5. Fazit: Die Grenzen der Emanzipation

6. Literaturverzeichnis

1. Einleitung: Die Räuber – Ein Drama im Zeichen der Revolution?

Glaubt man den Ausführungen eines Augenzeugen, so müssen sich bei der Uraufführung von Schillers Werk „Die Räuber“ am 13. Januar 1783 auf der Bühne in Mannheim, wahrhaft dramatische Szenen in den Zuschauerrängen abgespielt haben:

„Rollende Augen, geballte Fäuste, fremde Menschen fielen einander schluchzend in die Arme (…). Es war eine allgemeine Auflösung wie im Chaos, aus dessen Nebeln eine neue Welt hervorbricht.“[1]

Schon hier wird deutlich welch euphorische Wirkung die pathetische und affektgeladene Sprache, aber auch die revolutionäre Intention des Stückes auf das Publikum ausgeübt haben mussten. Emanzipation des Individuums und Revolution gegen die ungerechte staatliche Ordnung waren die Schlagworte, welche die Zuschauer aufrüttelten und bewegten.

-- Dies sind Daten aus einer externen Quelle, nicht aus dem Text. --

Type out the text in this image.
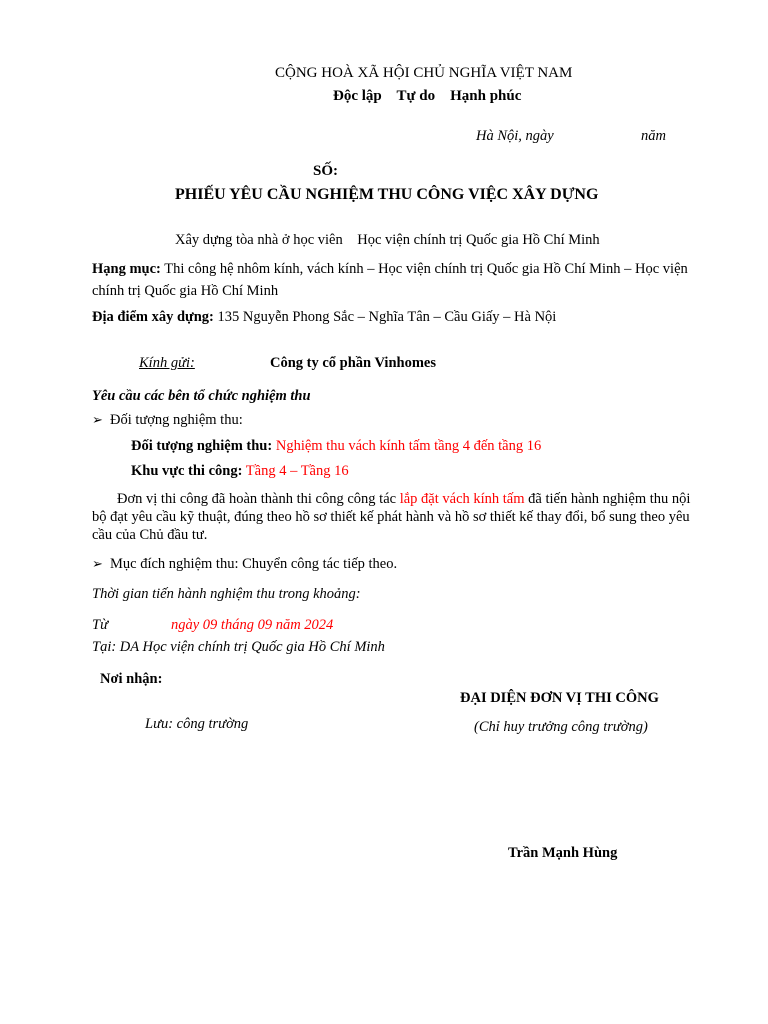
CỘNG HOÀ XÃ HỘI CHỦ NGHĨA VIỆT NAM
Độc lập Tự do Hạnh phúc
Hà Nội, ngày	năm
SỐ:
PHIẾU YÊU CẦU NGHIỆM THU CÔNG VIỆC XÂY DỰNG
Xây dựng tòa nhà ở học viên Học viện chính trị Quốc gia Hồ Chí Minh
Hạng mục: Thi công hệ nhôm kính, vách kính – Học viện chính trị Quốc gia Hồ Chí Minh – Học viện chính trị Quốc gia Hồ Chí Minh
Địa điểm xây dựng: 135 Nguyễn Phong Sắc – Nghĩa Tân – Cầu Giấy – Hà Nội
Kính gửi:	Công ty cổ phần Vinhomes
Yêu cầu các bên tổ chức nghiệm thu
➢ Đối tượng nghiệm thu:
Đối tượng nghiệm thu: Nghiệm thu vách kính tấm tầng 4 đến tầng 16
Khu vực thi công: Tầng 4 – Tầng 16
Đơn vị thi công đã hoàn thành thi công công tác lắp đặt vách kính tấm đã tiến hành nghiệm thu nội bộ đạt yêu cầu kỹ thuật, đúng theo hồ sơ thiết kế phát hành và hồ sơ thiết kế thay đổi, bổ sung theo yêu cầu của Chủ đầu tư.
➢ Mục đích nghiệm thu: Chuyển công tác tiếp theo.
Thời gian tiến hành nghiệm thu trong khoảng:
Từ	ngày 09 tháng 09 năm 2024
Tại: DA Học viện chính trị Quốc gia Hồ Chí Minh
Nơi nhận:
ĐẠI DIỆN ĐƠN VỊ THI CÔNG
(Chỉ huy trưởng công trường)
Lưu: công trường
Trần Mạnh Hùng
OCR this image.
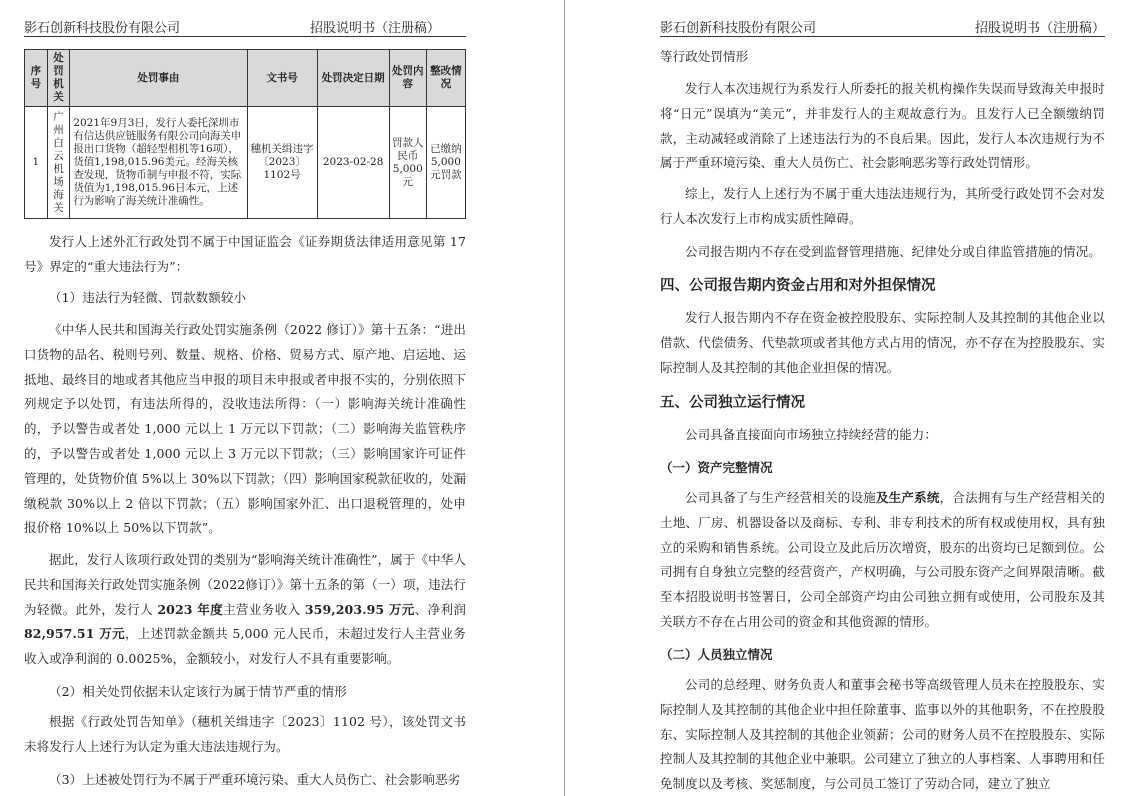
影石创新科技股份有限公司	招股说明书（注册稿）
序号	处罚机关	处罚事由	文书号	处罚决定日期	处罚内容	整改情况
1	广州白云机场海关	2021年9月3日，发行人委托深圳市有信达供应链服务有限公司向海关申报出口货物（超轻型相机等16项），货值1,198,015.96美元。经海关核查发现，货物币制与申报不符，实际货值为1,198,015.96日本元，上述行为影响了海关统计准确性。	穗机关缉违字〔2023〕1102号	2023-02-28	罚款人民币5,000元	已缴纳5,000元罚款

发行人上述外汇行政处罚不属于中国证监会《证券期货法律适用意见第 17 号》界定的“重大违法行为”：

（1）违法行为轻微、罚款数额较小

《中华人民共和国海关行政处罚实施条例（2022 修订）》第十五条：“进出口货物的品名、税则号列、数量、规格、价格、贸易方式、原产地、启运地、运抵地、最终目的地或者其他应当申报的项目未申报或者申报不实的，分别依照下列规定予以处罚，有违法所得的，没收违法所得：（一）影响海关统计准确性的，予以警告或者处 1,000 元以上 1 万元以下罚款；（二）影响海关监管秩序的，予以警告或者处 1,000 元以上 3 万元以下罚款；（三）影响国家许可证件管理的，处货物价值 5%以上 30%以下罚款；（四）影响国家税款征收的，处漏缴税款 30%以上 2 倍以下罚款；（五）影响国家外汇、出口退税管理的，处申报价格 10%以上 50%以下罚款”。

据此，发行人该项行政处罚的类别为“影响海关统计准确性”，属于《中华人民共和国海关行政处罚实施条例（2022修订）》第十五条的第（一）项，违法行为轻微。此外，发行人 2023 年度主营业务收入 359,203.95 万元、净利润 82,957.51 万元，上述罚款金额共 5,000 元人民币，未超过发行人主营业务收入或净利润的 0.0025%，金额较小，对发行人不具有重要影响。

（2）相关处罚依据未认定该行为属于情节严重的情形

根据《行政处罚告知单》（穗机关缉违字〔2023〕1102 号），该处罚文书未将发行人上述行为认定为重大违法违规行为。

（3）上述被处罚行为不属于严重环境污染、重大人员伤亡、社会影响恶劣

影石创新科技股份有限公司	招股说明书（注册稿）

等行政处罚情形

发行人本次违规行为系发行人所委托的报关机构操作失误而导致海关申报时将“日元”误填为“美元”，并非发行人的主观故意行为。且发行人已全额缴纳罚款，主动减轻或消除了上述违法行为的不良后果。因此，发行人本次违规行为不属于严重环境污染、重大人员伤亡、社会影响恶劣等行政处罚情形。

综上，发行人上述行为不属于重大违法违规行为，其所受行政处罚不会对发行人本次发行上市构成实质性障碍。

公司报告期内不存在受到监督管理措施、纪律处分或自律监管措施的情况。

四、公司报告期内资金占用和对外担保情况

发行人报告期内不存在资金被控股股东、实际控制人及其控制的其他企业以借款、代偿债务、代垫款项或者其他方式占用的情况，亦不存在为控股股东、实际控制人及其控制的其他企业担保的情况。

五、公司独立运行情况

公司具备直接面向市场独立持续经营的能力：

（一）资产完整情况

公司具备了与生产经营相关的设施及生产系统，合法拥有与生产经营相关的土地、厂房、机器设备以及商标、专利、非专利技术的所有权或使用权，具有独立的采购和销售系统。公司设立及此后历次增资，股东的出资均已足额到位。公司拥有自身独立完整的经营资产，产权明确，与公司股东资产之间界限清晰。截至本招股说明书签署日，公司全部资产均由公司独立拥有或使用，公司股东及其关联方不存在占用公司的资金和其他资源的情形。

（二）人员独立情况

公司的总经理、财务负责人和董事会秘书等高级管理人员未在控股股东、实际控制人及其控制的其他企业中担任除董事、监事以外的其他职务，不在控股股东、实际控制人及其控制的其他企业领薪；公司的财务人员不在控股股东、实际控制人及其控制的其他企业中兼职。公司建立了独立的人事档案、人事聘用和任免制度以及考核、奖惩制度，与公司员工签订了劳动合同，建立了独立
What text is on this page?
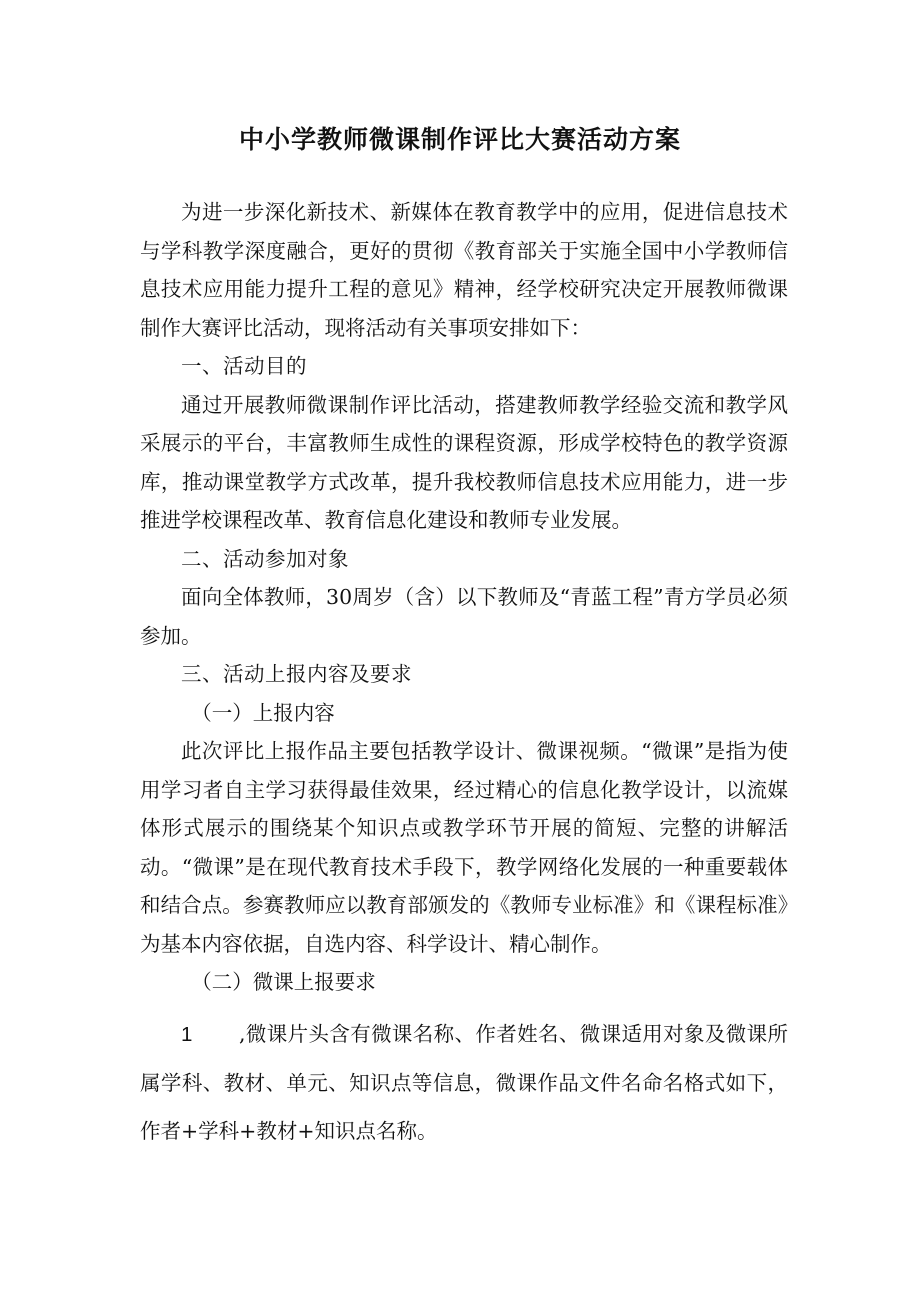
中小学教师微课制作评比大赛活动方案

为进一步深化新技术、新媒体在教育教学中的应用，促进信息技术与学科教学深度融合，更好的贯彻《教育部关于实施全国中小学教师信息技术应用能力提升工程的意见》精神，经学校研究决定开展教师微课制作大赛评比活动，现将活动有关事项安排如下：

一、活动目的

通过开展教师微课制作评比活动，搭建教师教学经验交流和教学风采展示的平台，丰富教师生成性的课程资源，形成学校特色的教学资源库，推动课堂教学方式改革，提升我校教师信息技术应用能力，进一步推进学校课程改革、教育信息化建设和教师专业发展。

二、活动参加对象

面向全体教师，30周岁（含）以下教师及“青蓝工程”青方学员必须参加。

三、活动上报内容及要求

（一）上报内容

此次评比上报作品主要包括教学设计、微课视频。“微课”是指为使用学习者自主学习获得最佳效果，经过精心的信息化教学设计，以流媒体形式展示的围绕某个知识点或教学环节开展的简短、完整的讲解活动。“微课”是在现代教育技术手段下，教学网络化发展的一种重要载体和结合点。参赛教师应以教育部颁发的《教师专业标准》和《课程标准》为基本内容依据，自选内容、科学设计、精心制作。

（二）微课上报要求

1 ,微课片头含有微课名称、作者姓名、微课适用对象及微课所属学科、教材、单元、知识点等信息，微课作品文件名命名格式如下，作者+学科+教材+知识点名称。
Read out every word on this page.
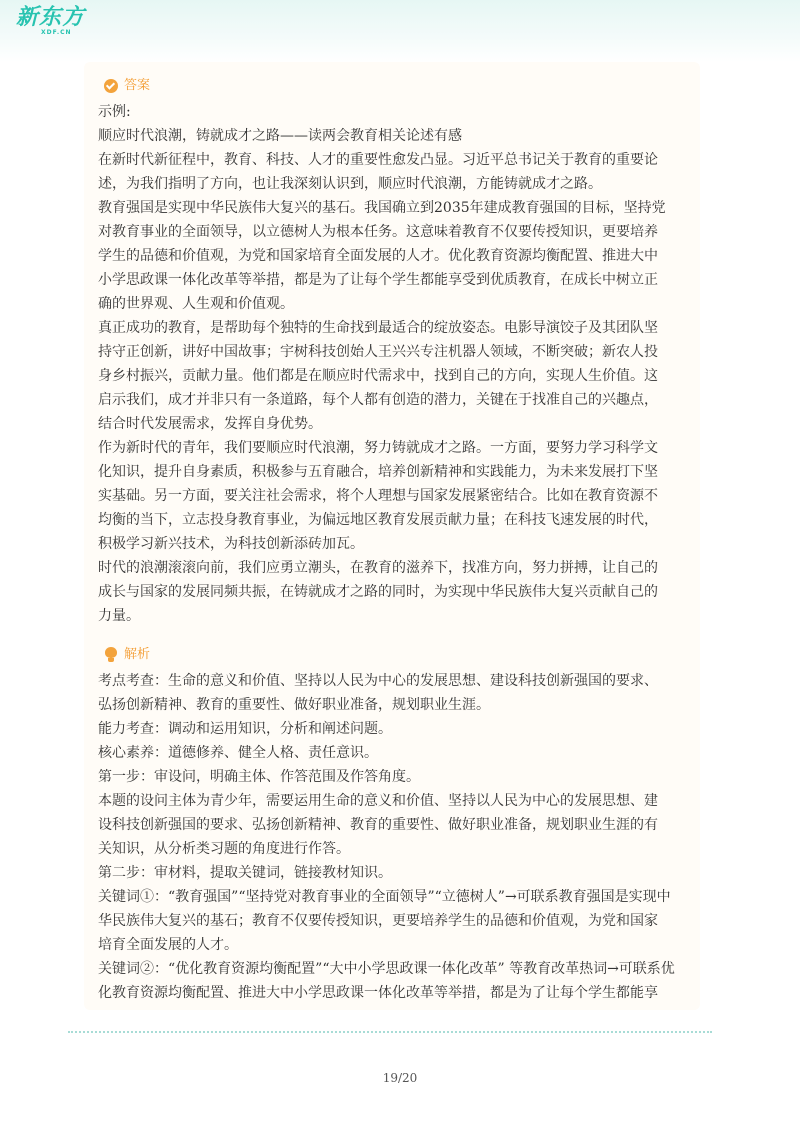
新东方
XDF.CN
答案
示例:
顺应时代浪潮，铸就成才之路——读两会教育相关论述有感
在新时代新征程中，教育、科技、人才的重要性愈发凸显。习近平总书记关于教育的重要论
述，为我们指明了方向，也让我深刻认识到，顺应时代浪潮，方能铸就成才之路。
教育强国是实现中华民族伟大复兴的基石。我国确立到2035年建成教育强国的目标，坚持党
对教育事业的全面领导，以立德树人为根本任务。这意味着教育不仅要传授知识，更要培养
学生的品德和价值观，为党和国家培育全面发展的人才。优化教育资源均衡配置、推进大中
小学思政课一体化改革等举措，都是为了让每个学生都能享受到优质教育，在成长中树立正
确的世界观、人生观和价值观。
真正成功的教育，是帮助每个独特的生命找到最适合的绽放姿态。电影导演饺子及其团队坚
持守正创新，讲好中国故事；宇树科技创始人王兴兴专注机器人领域，不断突破；新农人投
身乡村振兴，贡献力量。他们都是在顺应时代需求中，找到自己的方向，实现人生价值。这
启示我们，成才并非只有一条道路，每个人都有创造的潜力，关键在于找准自己的兴趣点，
结合时代发展需求，发挥自身优势。
作为新时代的青年，我们要顺应时代浪潮，努力铸就成才之路。一方面，要努力学习科学文
化知识，提升自身素质，积极参与五育融合，培养创新精神和实践能力，为未来发展打下坚
实基础。另一方面，要关注社会需求，将个人理想与国家发展紧密结合。比如在教育资源不
均衡的当下，立志投身教育事业，为偏远地区教育发展贡献力量；在科技飞速发展的时代，
积极学习新兴技术，为科技创新添砖加瓦。
时代的浪潮滚滚向前，我们应勇立潮头，在教育的滋养下，找准方向，努力拼搏，让自己的
成长与国家的发展同频共振，在铸就成才之路的同时，为实现中华民族伟大复兴贡献自己的
力量。
解析
考点考查：生命的意义和价值、坚持以人民为中心的发展思想、建设科技创新强国的要求、
弘扬创新精神、教育的重要性、做好职业准备，规划职业生涯。
能力考查：调动和运用知识，分析和阐述问题。
核心素养：道德修养、健全人格、责任意识。
第一步：审设问，明确主体、作答范围及作答角度。
本题的设问主体为青少年，需要运用生命的意义和价值、坚持以人民为中心的发展思想、建
设科技创新强国的要求、弘扬创新精神、教育的重要性、做好职业准备，规划职业生涯的有
关知识，从分析类习题的角度进行作答。
第二步：审材料，提取关键词，链接教材知识。
关键词①：“教育强国”“坚持党对教育事业的全面领导”“立德树人”→可联系教育强国是实现中
华民族伟大复兴的基石；教育不仅要传授知识，更要培养学生的品德和价值观，为党和国家
培育全面发展的人才。
关键词②：“优化教育资源均衡配置”“大中小学思政课一体化改革” 等教育改革热词→可联系优
化教育资源均衡配置、推进大中小学思政课一体化改革等举措，都是为了让每个学生都能享
19/20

So ist es nicht verwunderlich, dass in zahlreichen frühen Interpretationen die Revolutionsthematik ganz im Vordergrund der Analyse des Werkes stand. „Die Räuber“ wurde als ein großes Freiheitsdrama wahrgenommen und Karl Moor als Verfechter einer neuen, republikanischen Ordnung. Ein Beispiel hierfür sind die französischen Revolutionäre, die 1792 dem Verfasser der Räuber das „Revolutionspatent“ ausstellten und ihm schließlich das Diplom eines „citoyen francais“ verliehen.[2] Freilich müssen um zu solch einer pauschalen Deutung zu gelangen, viele Widersprüche des Dramas und besonders der „störende“ Schluss außer Acht gelassen werden.[3] Für eine vollständige Interpretation sind aber gerade diese Punkte von eminenter Bedeutung. So stellt Dietrich Steinbach fest, dass „Die Räuber“ „wie kein anderes Werk Schillers ein Drama der grellen Gegensätze (…) [sei]“[4], während Scherpe anmerkt die „Räuber“ seien ein „aufs Revolutionäre zielende Stück, das in sich doch die Möglichkeiten der Revolution energisch bestreitet.“[5]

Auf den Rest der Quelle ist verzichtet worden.